Na de berichten gelezen te hebben weet ik eogenlijk nog niet goed hoelang het duurt.Mijn huisarts heeft gezegd ongeveer 6 weken en rustig aandoen,maar dat vind ik een ruim begrip.Ik heb de gekneusde rib gekrgen door hoesten.Ik heb het nu bijna 2 weken maar merk nog geen echte verbetering ondanks dat ik zoveel mogelijk rust hou.ik heb het meeste last als ik ga liggen en 's morgens als ik opsta.Ik hoop wat reacties te krijgen over wat het beste te doen.
met vriendelijke groeten,
Marijke

----------


## maartjemarijke

Hoi bijna naamgenoot,
Zelf vaakgekneusde ribben door hoesten gehad(ben nu gestopt met roken)
Wat mij geweldig hielp was Superblue bij toeval ontdekt op het internet.
Het is een smeermiddel op basis van pijnverminderende kruiden, je hoeft dus niets te slikken wat erg prettig is, gewoon 3a4maal daags even smeren, ruikt ook nog lekker en is niet vet.
Als je bij google het woord intikt kom je het vanzelf tegen.
Groetjes en sterkte Maartje Marijke

----------


## Van Opstal

Hoi,

Ik kan ook mee praten over gekneude ribben, het vooruitzicht dat het nog wel 2 jaar kan duren voordat je eraf bent maakt me niet echt vrolijk. Ben samen met mijn pony gevallen, hij viel met mij op zijn rug(in draf) en met die snelheid kwam ik op de grond terecht, kreeg ook bijna geen lucht meer en we waren in de bossen (alleen), Ik merkte de volgende dag dat ik aan de rechterzijde gekneusde ribben heb.

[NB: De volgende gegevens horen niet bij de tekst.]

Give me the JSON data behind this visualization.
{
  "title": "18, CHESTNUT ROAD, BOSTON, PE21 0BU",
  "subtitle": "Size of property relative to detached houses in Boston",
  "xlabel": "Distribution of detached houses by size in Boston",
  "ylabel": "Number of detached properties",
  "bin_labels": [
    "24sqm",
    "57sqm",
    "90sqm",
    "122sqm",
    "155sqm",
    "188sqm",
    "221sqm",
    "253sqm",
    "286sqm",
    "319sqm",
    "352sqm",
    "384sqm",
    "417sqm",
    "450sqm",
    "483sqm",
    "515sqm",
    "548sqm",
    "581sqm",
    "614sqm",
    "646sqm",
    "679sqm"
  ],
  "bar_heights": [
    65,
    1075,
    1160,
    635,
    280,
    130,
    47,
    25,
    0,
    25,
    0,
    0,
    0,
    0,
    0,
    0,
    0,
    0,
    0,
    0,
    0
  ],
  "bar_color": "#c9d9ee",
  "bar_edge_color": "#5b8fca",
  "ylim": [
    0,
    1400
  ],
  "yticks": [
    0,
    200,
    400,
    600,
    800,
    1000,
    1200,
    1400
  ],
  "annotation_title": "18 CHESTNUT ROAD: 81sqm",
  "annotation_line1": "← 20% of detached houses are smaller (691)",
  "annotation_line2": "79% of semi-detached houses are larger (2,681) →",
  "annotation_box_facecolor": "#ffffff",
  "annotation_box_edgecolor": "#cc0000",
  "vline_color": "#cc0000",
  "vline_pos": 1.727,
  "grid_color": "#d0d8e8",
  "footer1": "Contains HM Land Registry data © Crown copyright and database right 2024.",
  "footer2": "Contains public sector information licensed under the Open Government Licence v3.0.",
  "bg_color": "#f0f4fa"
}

Niet echt prettig maar goed wat doe je eraan. ik hoop dat het geen 2 jaar gaat duren, als ik lang zit dan krijg ik er echt last van. Maar dan mag mijn wederhelft me fijn masseren da's wel een voordeel van gekeusd zijn.

Groetjes Esther

----------


## Justify

Ik had ook gekneusde ribben door hoestbuien. Ik ben zelden ziek, maar als ik het ben dan is het meteen ernstig. Ik voel met je mee, want het is het zeker niet prettig. Ik heb zelf gewoon rust genomen, niet te diep inademen. Rokerige ruimtes vermijden en zelf even gestopt met roken. En nu heb ik er geen last meer van.

----------


## red

Ik heb moeten constateren dat ik het herstel constant naar boven moet afronden. Toen het gebeurde zeiden ze bij het ziekenhuis tot 3 weken voor de pijn weggaat en rond de 6 weken voordat je weer een beetje normaal kan bewegen. Ik zit dinsdag op 6 weken en ik moet zeggen het doet nog behoorlijk zeer, s-nachts is nog helemaal een ramp. Ik voel het ook de hele dag wat erg vermoeiend is meestal ben ik tegen het einde van de middag echt op. Vrijdag voor het eerst een hele avond in een restaurant gezeten en ik was gesloopt. Ik heb gehoord van een collega dat hij er zeker 6 maanden mee heeft gelopen. Ik begin er echt in te geloven dat het ook zo lang zou kunnen gaan duren. Helaas dans ik Tango en hier moet ik dus helemaal niet aan denken omdat er veel wordt gedraaid met de boven lichaam. Als pijnstiller kreeg ik eerst Arthrotec 50 (pas op voor maagklachten) en daarna Zaldiar (combi-middel). Nemen niet alle pijn weg maar maken het dragelijk.

----------


## mamamoeska

hallo lezers ik heb botontkalking maar ben alleen en moest laminaat uit mn slaapkarer halen. wegens lekkage . zolang ik rustig bezig was kon het , met op en af ben 64jr avonds ik was kapot werd. snachs wakker van de pijn kan haast niet ademen alles doet zeer vreselijk . maar toch steek ik voor jullie allemaal een kaarsje aan. zodat ik verlichting mag komen . daarom help elkaar als het kan .

----------


## beenen87

Hallo allemaal,

Ik zit op het moment in het buitenlijk en heb tijdens het surfen een klapper gemaakt en ben op mijn giek (ding waar je aan vasthoud van aliminium & carbon) gevallen van 3 m hoogte...de giek is zeg maar overdwars op mijn hele borstkas gekomen! of eigenlijk ik op de giek.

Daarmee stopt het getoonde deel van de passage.